Words matter. The phrase “social distancing” is inaccurate. “Physical distancing” is much more accurate. Asking people to stay home except to go to the grocery store, do essential jobs or exercise, as has happened in California and other places, is not a “lockdown." That’s like calling a traffic light a military blockade. It makes it sound as though the government is forcing us to stay inside, which means it might be less effective, ironically. Americans will do remarkable things when asked, but they don’t like to be forced.

Autonomy is key. In 1947, New York City experienced a smallpox outbreak that started out like the Milwaukee tragedy. The vast majority of New Yorkers were not vaccinated and had no immunity to the disease, which was introduced by a visitor from out of state.
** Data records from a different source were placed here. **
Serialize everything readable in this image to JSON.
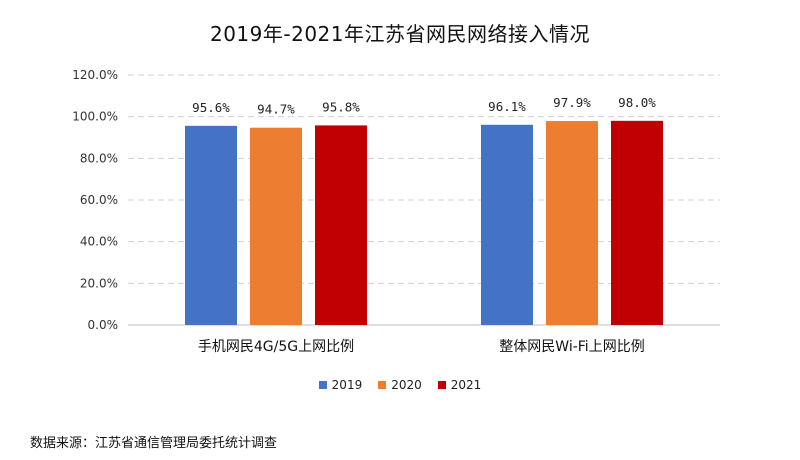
{
  "chart_data": {
    "type": "bar",
    "title": "2019年-2021年江苏省网民网络接入情况",
    "categories": [
      "手机网民4G/5G上网比例",
      "整体网民Wi-Fi上网比例"
    ],
    "series": [
      {
        "name": "2019",
        "color": "#4472C4",
        "values": [
          95.6,
          96.1
        ]
      },
      {
        "name": "2020",
        "color": "#ED7D31",
        "values": [
          94.7,
          97.9
        ]
      },
      {
        "name": "2021",
        "color": "#C00000",
        "values": [
          95.8,
          98.0
        ]
      }
    ],
    "data_labels": [
      [
        "95.6%",
        "94.7%",
        "95.8%"
      ],
      [
        "96.1%",
        "97.9%",
        "98.0%"
      ]
    ],
    "yticks": [
      "0.0%",
      "20.0%",
      "40.0%",
      "60.0%",
      "80.0%",
      "100.0%",
      "120.0%"
    ],
    "ylim": [
      0,
      120
    ],
    "grid": true,
    "legend_position": "bottom",
    "xlabel": "",
    "ylabel": ""
  },
  "source": "数据来源：江苏省通信管理局委托统计调查"
}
But everything after that went differently.

The health commissioner had the authority to forcibly hospitalize sick people, but he didn’t use it. Instead, he held daily news conferences and delivered clear, consistent, transparent messages to the public. The city handed out buttons, empowering people to “Be safe. Be sure. Get vaccinated.” They offered free vaccinations in every public and parochial school around the city. The mayor and even President Harry S. Truman got publicly vaccinated themselves.

In one month, more than 6 million New Yorkers got vaccinated — voluntarily. People waited hours for their turn. The city had braced itself for a possible 4,900 deaths, based on previous smallpox outbreaks; in the end, there were just 12 cases — and two deaths.

“What New York teaches us is, you inform and involve people in crafting solutions to the threat,” says medical anthropologist Monica Schoch-Spana at the Johns Hopkins Center for Health Security. “You respect the public’s autonomy, and you give them the information they need.”

Last week, we got a glimpse of what this might look like at the national level — not in the United States but in Germany: “I firmly believe we will manage this task if really all citizens see it as their task,” Chancellor Angela Merkel said in a surprisingly honest address to the German people. “Nobody is expendable. Everybody counts. It requires effort by all of us. This is what an epidemic shows us.”